Tongan goddess of the world

In the mythology of Tonga, Havea Hikuleʻo is the goddess of the world, Pulotu. The islands of Kao, Tofua, Hunga Haʻapai, Hunga Tonga, Late and Fonualei came from stones thrown down from the skies by Hikuleʻo. They are all volcanic islands. The other, (coral) islands were fished up by her brother or cousin Maui.

==Mythology==
Hikuleʻo's ancestors were, according to one source, the primordial god and goddess Limu and Kele who came from Pulotu and created the mythical land of Tongamamaʻo for their children to dwell within. They had a son Toiukamea "Hidden Iron" and a daughter Māʻimoaʻalōngona "Royal Game of Hearing" who married each other and had children. This pair seems to be a modern invention, since ukamea "iron" is a word that postdates European contact; other informants leave out this generation.

Among their children was a son Taufulifonua and a daughter Havea Lolofonua. One day as they lie naked on the beach with their legs in the sea, the tide began to rise. An oʻo ("penetrate") fish swam along and began to suck from the girl's labia, which caused her a lot of joy. The fish was chased away, and though the boy tried to gently stroke her inflicted parts, it did not give her relief. Instead of his hand, he used his penis, and suddenly the girl was consoled. Thus, copulation was invented, and Havea Hikuleʻo was the first of many children.

Meanwhile, Taufulifonua and Havea Lolofonua's younger brother and sister, a pair of twins, would marry each other. They were named Fonuʻuta ("Land Turtle") and Fonutahi ("Sea Turtle"), and their child was Maui (Maui Motuʻa, that is; if he was not the child of Taufulifonua and Havea Lolofonua themselves). And the next younger brother and sister (also twins who would marry each other) were Velesiʻi ("Small Enticer") and Velelahi ("Big Enticer") who brought forth Tangaloa (Tangaloa ʻEiki, that is).

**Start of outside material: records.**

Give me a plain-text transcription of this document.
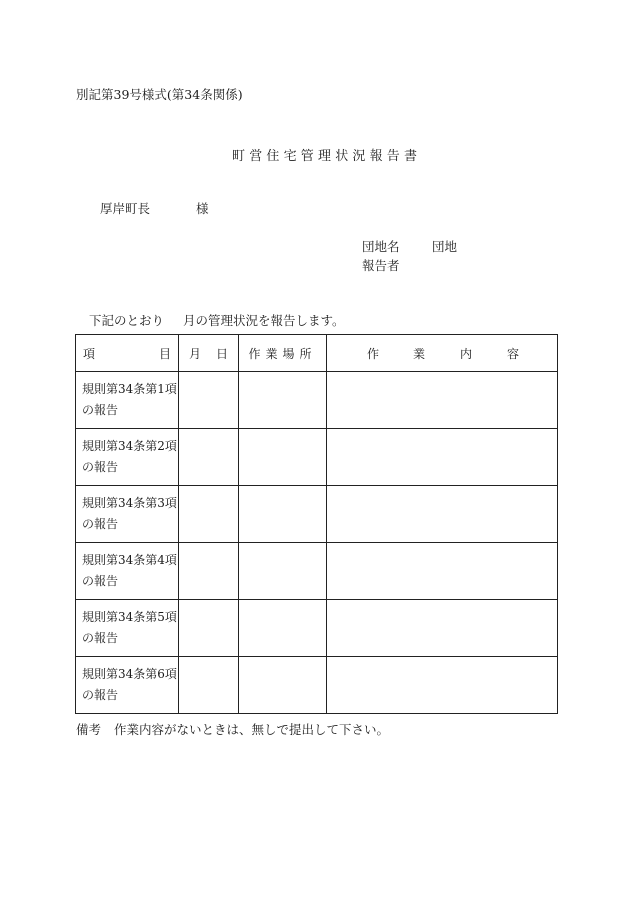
別記第39号様式(第34条関係)
町営住宅管理状況報告書
厚岸町長	様
団地名	団地
報告者
下記のとおり 月の管理状況を報告します。
項 目	月 日	作業場所	作 業 内 容

規則第34条第1項
の報告			

規則第34条第2項
の報告			

規則第34条第3項
の報告			

規則第34条第4項
の報告			

規則第34条第5項
の報告			

規則第34条第6項
の報告			

備考 作業内容がないときは、無しで提出して下さい。
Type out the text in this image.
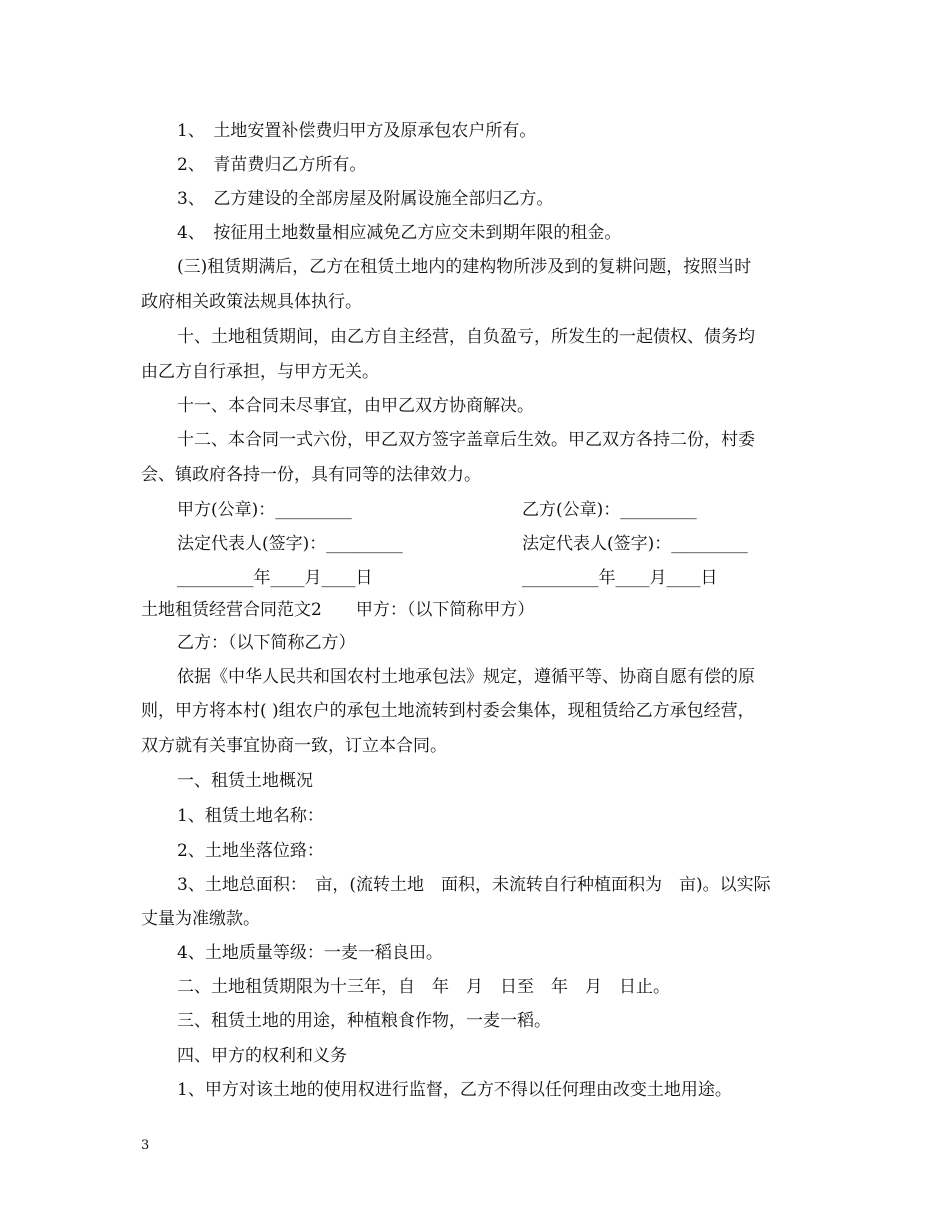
1、　土地安置补偿费归甲方及原承包农户所有。
2、　青苗费归乙方所有。
3、　乙方建设的全部房屋及附属设施全部归乙方。
4、　按征用土地数量相应减免乙方应交未到期年限的租金。
(三)租赁期满后，乙方在租赁土地内的建构物所涉及到的复耕问题，按照当时
政府相关政策法规具体执行。
十、土地租赁期间，由乙方自主经营，自负盈亏，所发生的一起债权、债务均
由乙方自行承担，与甲方无关。
十一、本合同未尽事宜，由甲乙双方协商解决。
十二、本合同一式六份，甲乙双方签字盖章后生效。甲乙双方各持二份，村委
会、镇政府各持一份，具有同等的法律效力。
甲方(公章)：_________	乙方(公章)：_________
法定代表人(签字)：_________	法定代表人(签字)：_________
_________年____月____日	_________年____月____日
土地租赁经营合同范文2　　甲方：（以下简称甲方）
乙方：（以下简称乙方）
依据《中华人民共和国农村土地承包法》规定，遵循平等、协商自愿有偿的原
则，甲方将本村( )组农户的承包土地流转到村委会集体，现租赁给乙方承包经营，
双方就有关事宜协商一致，订立本合同。
一、租赁土地概况
1、租赁土地名称：
2、土地坐落位臵：
3、土地总面积：　亩，(流转土地　面积，未流转自行种植面积为　亩)。以实际
丈量为准缴款。
4、土地质量等级：一麦一稻良田。
二、土地租赁期限为十三年，自　年　月　日至　年　月　日止。
三、租赁土地的用途，种植粮食作物，一麦一稻。
四、甲方的权利和义务
1、甲方对该土地的使用权进行监督，乙方不得以任何理由改变土地用途。
3
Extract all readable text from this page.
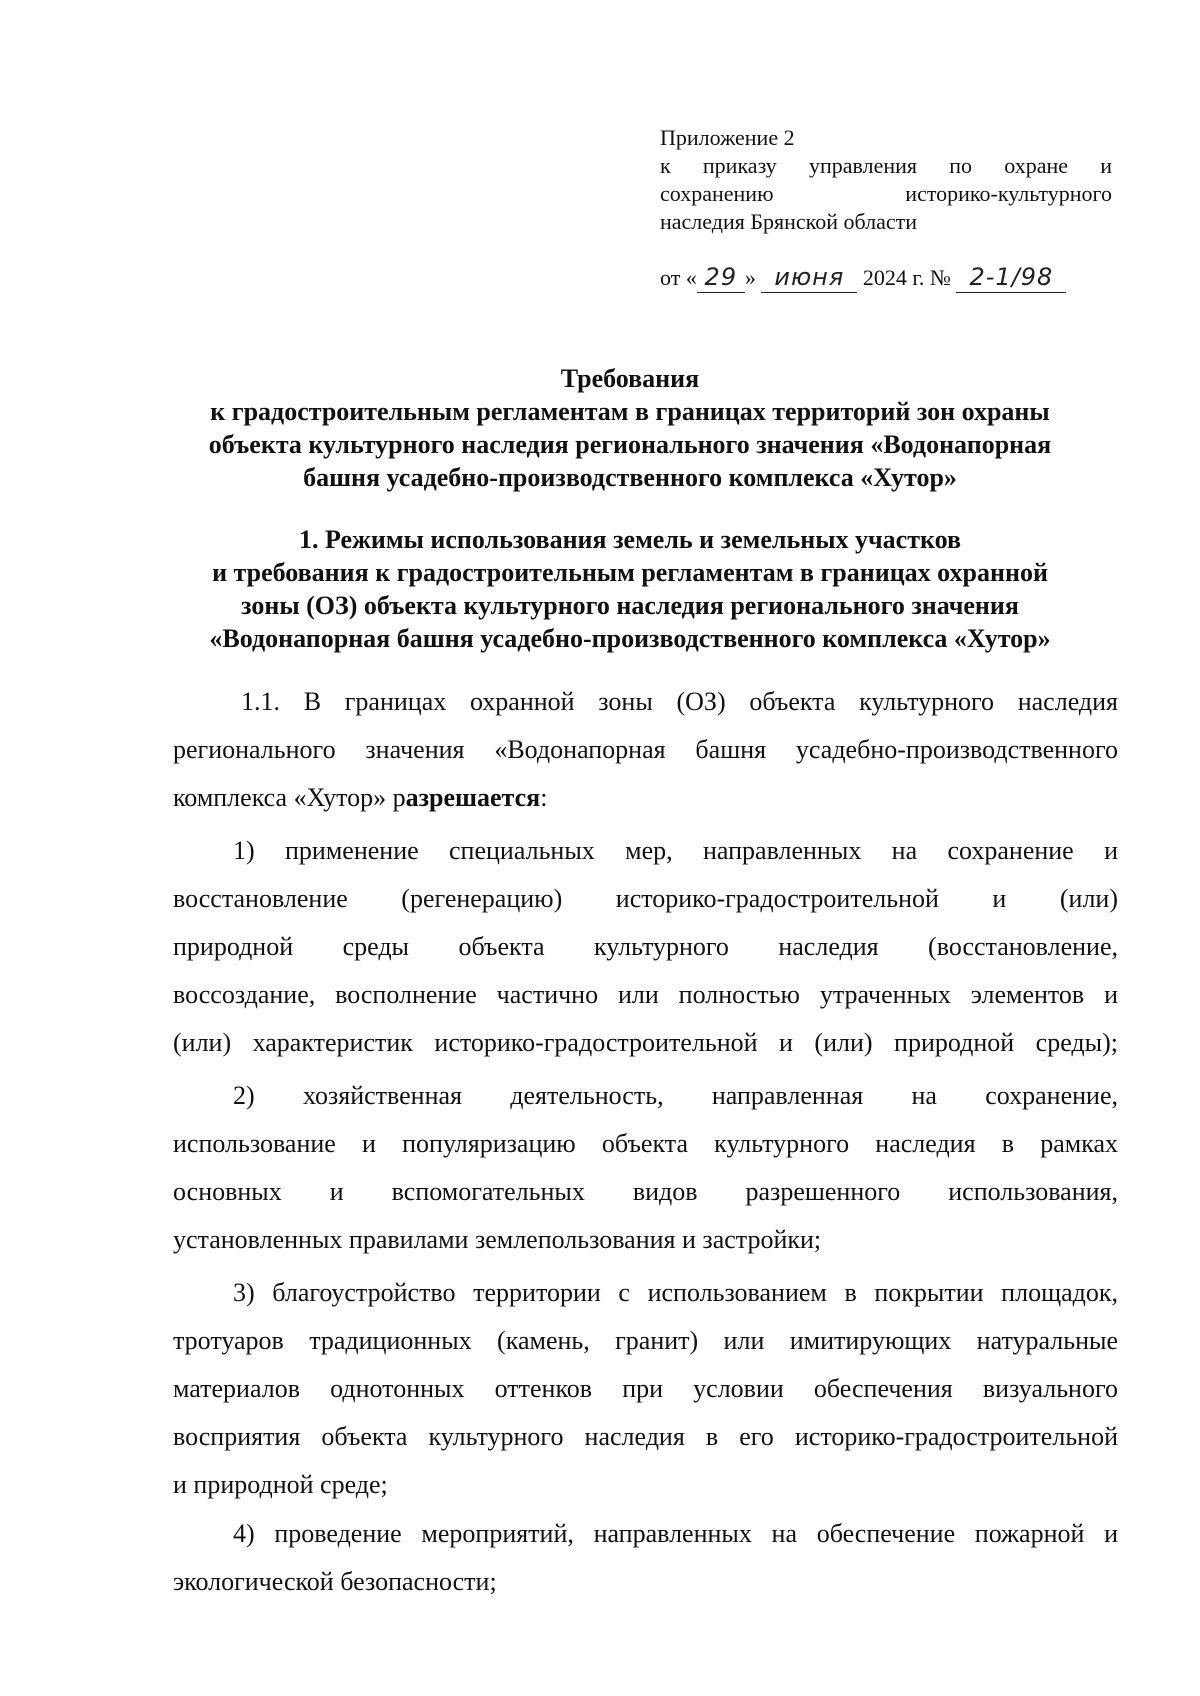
Приложение 2
к приказу управления по охране и
сохранению историко-культурного
наследия Брянской области
от « 29 » июня 2024 г. № 2-1/98
Требования
к градостроительным регламентам в границах территорий зон охраны
объекта культурного наследия регионального значения «Водонапорная
башня усадебно-производственного комплекса «Хутор»
1. Режимы использования земель и земельных участков
и требования к градостроительным регламентам в границах охранной
зоны (ОЗ) объекта культурного наследия регионального значения
«Водонапорная башня усадебно-производственного комплекса «Хутор»
1.1. В границах охранной зоны (ОЗ) объекта культурного наследия
регионального значения «Водонапорная башня усадебно-производственного
комплекса «Хутор» разрешается:
1) применение специальных мер, направленных на сохранение и
восстановление (регенерацию) историко-градостроительной и (или)
природной среды объекта культурного наследия (восстановление,
воссоздание, восполнение частично или полностью утраченных элементов и
(или) характеристик историко-градостроительной и (или) природной среды);
2) хозяйственная деятельность, направленная на сохранение,
использование и популяризацию объекта культурного наследия в рамках
основных и вспомогательных видов разрешенного использования,
установленных правилами землепользования и застройки;
3) благоустройство территории с использованием в покрытии площадок,
тротуаров традиционных (камень, гранит) или имитирующих натуральные
материалов однотонных оттенков при условии обеспечения визуального
восприятия объекта культурного наследия в его историко-градостроительной
и природной среде;
4) проведение мероприятий, направленных на обеспечение пожарной и
экологической безопасности;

When Taufulifonua became old and neared death, he divided up the universe: to Tangaloa was given the sky for dominion, Maui the earth, and Havea Hikuleʻo the sacred underworld Pulotu.

Tangaloa's descendants would later become the (divine) Tuʻi Tonga beginning with ʻAhoʻeitu. Maui's line would become the Tuʻi Talau, while Hikuleʻo's offspring Loʻau would bring forth the Tuʻi Haʻatakalaua.

The historical interpretation of this triumvirate (Hikuleʻo, Maui, Tangaloa) may be a struggle to liberate Tonga from the dominance of the Tuʻi Pulotu empire in Fiji, after which the victors could divide the spoils. Or theoretically they could have been Samoans, which made would have made Tonga and Fiji part of the so-called Tuʻi Manuʻa empire. But without credible evidence or claim, it is still a mystery whether Tu'i Manu'a even existed or had power over the isles of Tonga, Fiji or any other.

==In popular culture==
Tongan American professional wrestler Taula Fifita performs under the ring name "HIKULEO".

==See also==
- Saveasiʻuleo

==Notes==

However, u'amea in Samoan is also an archaic word for a type of lava (known in Hawai'i as ʻaʻā), from u'a ("viscous, glutinous") and mea ("red-brown," as in the color of the manumea, the "reddish-brown bird"). U'a was used in colonial times to refer to iron because it turns the same color ("mea") as it oxidizes.